# Help with trail cam pictures ID



## barebackjack (Sep 5, 2006)

I pulled a trail cam today thats been cooking for three weeks. Got lots of does, fawns, cows, and a few bucks. But than I came to some pics im not sure on, it was a hazy wet morning, the quality isnt the greatest, im thinking cat, but im a bit biased as I would LOVE to have a cat in the area to hunt.

What do you guys think, input please.

First pic in the 2-shot burst.









Second shot of the 2-shot burst. The long thing sticking up out of the body mass just screams cat tail to me, but again, im biased. 

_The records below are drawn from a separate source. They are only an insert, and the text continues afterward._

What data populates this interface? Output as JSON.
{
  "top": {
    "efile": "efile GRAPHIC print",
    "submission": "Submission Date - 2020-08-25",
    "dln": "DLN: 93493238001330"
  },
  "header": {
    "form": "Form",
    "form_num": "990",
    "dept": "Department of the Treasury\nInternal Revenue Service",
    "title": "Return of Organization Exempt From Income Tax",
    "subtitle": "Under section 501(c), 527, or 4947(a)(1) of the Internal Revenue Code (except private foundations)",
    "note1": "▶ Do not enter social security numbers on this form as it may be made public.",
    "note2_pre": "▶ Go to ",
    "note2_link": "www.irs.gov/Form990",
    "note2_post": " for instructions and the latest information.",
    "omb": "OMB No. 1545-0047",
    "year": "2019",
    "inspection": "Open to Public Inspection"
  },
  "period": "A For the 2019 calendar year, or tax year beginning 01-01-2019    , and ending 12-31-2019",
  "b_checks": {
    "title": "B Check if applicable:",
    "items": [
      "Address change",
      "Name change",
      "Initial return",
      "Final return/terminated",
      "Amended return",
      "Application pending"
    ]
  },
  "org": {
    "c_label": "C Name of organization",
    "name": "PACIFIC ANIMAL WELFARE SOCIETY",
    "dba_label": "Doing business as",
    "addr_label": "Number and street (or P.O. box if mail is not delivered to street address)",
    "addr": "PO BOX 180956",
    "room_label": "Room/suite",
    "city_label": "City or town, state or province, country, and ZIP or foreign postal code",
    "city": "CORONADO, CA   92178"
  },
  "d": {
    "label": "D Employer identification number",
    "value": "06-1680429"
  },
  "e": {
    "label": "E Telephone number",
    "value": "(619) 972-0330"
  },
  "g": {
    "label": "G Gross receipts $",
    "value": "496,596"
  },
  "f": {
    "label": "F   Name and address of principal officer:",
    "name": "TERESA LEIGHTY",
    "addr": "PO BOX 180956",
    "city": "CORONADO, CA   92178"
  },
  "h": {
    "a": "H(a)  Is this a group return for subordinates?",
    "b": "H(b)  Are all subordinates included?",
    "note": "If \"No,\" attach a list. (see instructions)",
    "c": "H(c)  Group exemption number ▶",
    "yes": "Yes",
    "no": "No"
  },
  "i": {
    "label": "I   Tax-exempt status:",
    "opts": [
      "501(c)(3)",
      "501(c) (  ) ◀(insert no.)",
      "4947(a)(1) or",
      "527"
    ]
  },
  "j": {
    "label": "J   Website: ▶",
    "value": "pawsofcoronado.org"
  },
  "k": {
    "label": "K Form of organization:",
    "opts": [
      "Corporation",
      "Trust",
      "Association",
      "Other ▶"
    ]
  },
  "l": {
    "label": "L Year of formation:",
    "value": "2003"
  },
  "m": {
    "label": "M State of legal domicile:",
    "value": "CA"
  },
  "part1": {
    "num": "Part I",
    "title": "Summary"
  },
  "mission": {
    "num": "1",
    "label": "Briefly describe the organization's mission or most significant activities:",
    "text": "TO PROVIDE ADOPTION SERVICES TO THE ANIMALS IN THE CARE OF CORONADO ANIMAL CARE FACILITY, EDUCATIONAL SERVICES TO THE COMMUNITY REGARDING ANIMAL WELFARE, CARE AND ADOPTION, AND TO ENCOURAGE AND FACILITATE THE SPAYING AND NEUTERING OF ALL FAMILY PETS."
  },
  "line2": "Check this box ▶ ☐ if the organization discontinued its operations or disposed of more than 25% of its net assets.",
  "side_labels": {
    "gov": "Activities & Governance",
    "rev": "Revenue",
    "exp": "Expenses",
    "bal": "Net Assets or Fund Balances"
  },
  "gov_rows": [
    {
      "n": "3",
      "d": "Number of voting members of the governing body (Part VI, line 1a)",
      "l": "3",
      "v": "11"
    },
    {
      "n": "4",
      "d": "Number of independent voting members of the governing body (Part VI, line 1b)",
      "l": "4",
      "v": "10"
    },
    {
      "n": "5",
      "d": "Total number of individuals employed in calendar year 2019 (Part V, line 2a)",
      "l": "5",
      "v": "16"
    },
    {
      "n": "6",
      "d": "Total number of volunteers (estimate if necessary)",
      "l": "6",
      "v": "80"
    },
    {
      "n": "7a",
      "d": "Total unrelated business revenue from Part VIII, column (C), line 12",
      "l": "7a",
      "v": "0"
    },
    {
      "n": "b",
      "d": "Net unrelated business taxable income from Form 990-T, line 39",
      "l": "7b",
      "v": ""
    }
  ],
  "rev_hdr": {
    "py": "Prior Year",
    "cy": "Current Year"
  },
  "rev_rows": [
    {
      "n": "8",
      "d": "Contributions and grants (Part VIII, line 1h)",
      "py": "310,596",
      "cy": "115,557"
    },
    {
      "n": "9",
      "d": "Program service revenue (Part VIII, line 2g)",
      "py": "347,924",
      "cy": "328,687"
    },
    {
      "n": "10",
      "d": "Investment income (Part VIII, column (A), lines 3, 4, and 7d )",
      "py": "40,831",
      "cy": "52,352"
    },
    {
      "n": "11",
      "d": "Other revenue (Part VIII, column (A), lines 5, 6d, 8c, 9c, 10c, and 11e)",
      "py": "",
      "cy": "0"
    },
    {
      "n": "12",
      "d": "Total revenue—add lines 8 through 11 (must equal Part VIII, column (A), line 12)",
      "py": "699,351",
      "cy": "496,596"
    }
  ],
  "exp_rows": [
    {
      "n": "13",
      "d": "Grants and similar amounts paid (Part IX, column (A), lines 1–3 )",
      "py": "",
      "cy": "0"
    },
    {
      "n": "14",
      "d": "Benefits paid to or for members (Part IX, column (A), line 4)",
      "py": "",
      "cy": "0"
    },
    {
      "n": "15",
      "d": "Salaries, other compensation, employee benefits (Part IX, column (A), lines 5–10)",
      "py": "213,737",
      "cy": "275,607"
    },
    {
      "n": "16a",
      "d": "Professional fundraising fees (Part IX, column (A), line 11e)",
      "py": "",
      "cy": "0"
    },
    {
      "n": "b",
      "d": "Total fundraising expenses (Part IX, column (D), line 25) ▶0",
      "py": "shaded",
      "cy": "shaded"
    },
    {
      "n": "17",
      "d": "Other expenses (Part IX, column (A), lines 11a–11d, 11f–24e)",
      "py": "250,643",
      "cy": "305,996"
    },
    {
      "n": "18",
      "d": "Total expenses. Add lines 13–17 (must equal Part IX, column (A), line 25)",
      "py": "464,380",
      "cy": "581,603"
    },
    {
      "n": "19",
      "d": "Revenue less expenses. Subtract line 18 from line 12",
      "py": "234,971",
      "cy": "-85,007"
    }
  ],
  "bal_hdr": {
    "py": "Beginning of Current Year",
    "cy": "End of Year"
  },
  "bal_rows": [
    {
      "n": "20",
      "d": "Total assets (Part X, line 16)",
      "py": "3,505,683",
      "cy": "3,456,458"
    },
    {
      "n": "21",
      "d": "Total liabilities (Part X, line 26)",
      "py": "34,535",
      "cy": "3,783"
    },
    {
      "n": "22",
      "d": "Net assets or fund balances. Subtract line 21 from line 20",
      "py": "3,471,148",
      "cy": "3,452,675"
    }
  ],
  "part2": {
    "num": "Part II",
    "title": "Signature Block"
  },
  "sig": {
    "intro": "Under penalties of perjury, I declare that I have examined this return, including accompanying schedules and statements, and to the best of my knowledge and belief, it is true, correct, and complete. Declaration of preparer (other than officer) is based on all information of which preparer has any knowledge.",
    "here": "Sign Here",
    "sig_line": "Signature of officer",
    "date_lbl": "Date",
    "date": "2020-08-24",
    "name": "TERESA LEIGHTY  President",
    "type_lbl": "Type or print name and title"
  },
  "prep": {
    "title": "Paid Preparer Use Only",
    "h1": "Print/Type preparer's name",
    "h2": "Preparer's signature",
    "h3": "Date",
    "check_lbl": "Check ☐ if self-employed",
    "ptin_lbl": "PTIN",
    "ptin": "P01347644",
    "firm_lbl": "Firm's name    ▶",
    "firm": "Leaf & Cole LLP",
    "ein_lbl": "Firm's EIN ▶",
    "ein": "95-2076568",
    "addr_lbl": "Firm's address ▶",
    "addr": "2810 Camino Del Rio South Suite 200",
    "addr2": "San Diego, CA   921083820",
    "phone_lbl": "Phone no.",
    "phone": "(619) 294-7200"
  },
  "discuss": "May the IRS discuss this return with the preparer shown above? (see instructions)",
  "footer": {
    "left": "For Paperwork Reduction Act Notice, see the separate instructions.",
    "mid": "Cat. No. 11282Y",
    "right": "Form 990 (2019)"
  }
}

Some deer for size reference.


----------



## USSapper (Sep 26, 2005)

barebackjack said:


> I pulled a trail cam today thats been cooking for three weeks. Got lots of does, fawns, cows, and a few bucks. But than I came to some pics im not sure on, it was a hazy wet morning, the quality isnt the greatest, im thinking cat, but im a bit biased as I would LOVE to have a cat in the area to hunt.
> 
> What do you guys think, input please.
> 
> ...


Both pictures are of deer. I would be willing to bet 100% that they are deer. In the second picture, you can tell that one of the two 'objects' is a buck. You can see the outline of the antlers on the deer on the right in the second picture. In the first, pic, it looks like a deer feeding with its head down. It stands too tall to be a cat...... Kind of interesting tho huh


----------



## bandman (Feb 13, 2006)

Definitely a deer going by the rear hind-quarter muscle structure, height (downward slope of the back because he's got his head down), and short bushy tail in the 2nd picture. (The white belly patch is pretty evident of a deer also because it's so high up off the ground and not in the tall grass.) More often that not; cats will walk w/ their long skinny tail downwards pointing back.


----------



## HUNTNFISHND (Mar 16, 2004)

Definitely deer.


----------



## AdamFisk (Jan 30, 2005)

You're right Boone, wishful thinking on your part. My vote is a deer as well.


----------



## barebackjack (Sep 5, 2006)

Oh well. Needed some other opinions, once I got cat in my head thats all I saw.

Thanks


----------



## Savage260 (Oct 21, 2007)

Don't let your guard down, if it was a cat it might sneak up on you!!!!! Keep your hopes up!!! I would love to get one of those to put next to my fireplace.


----------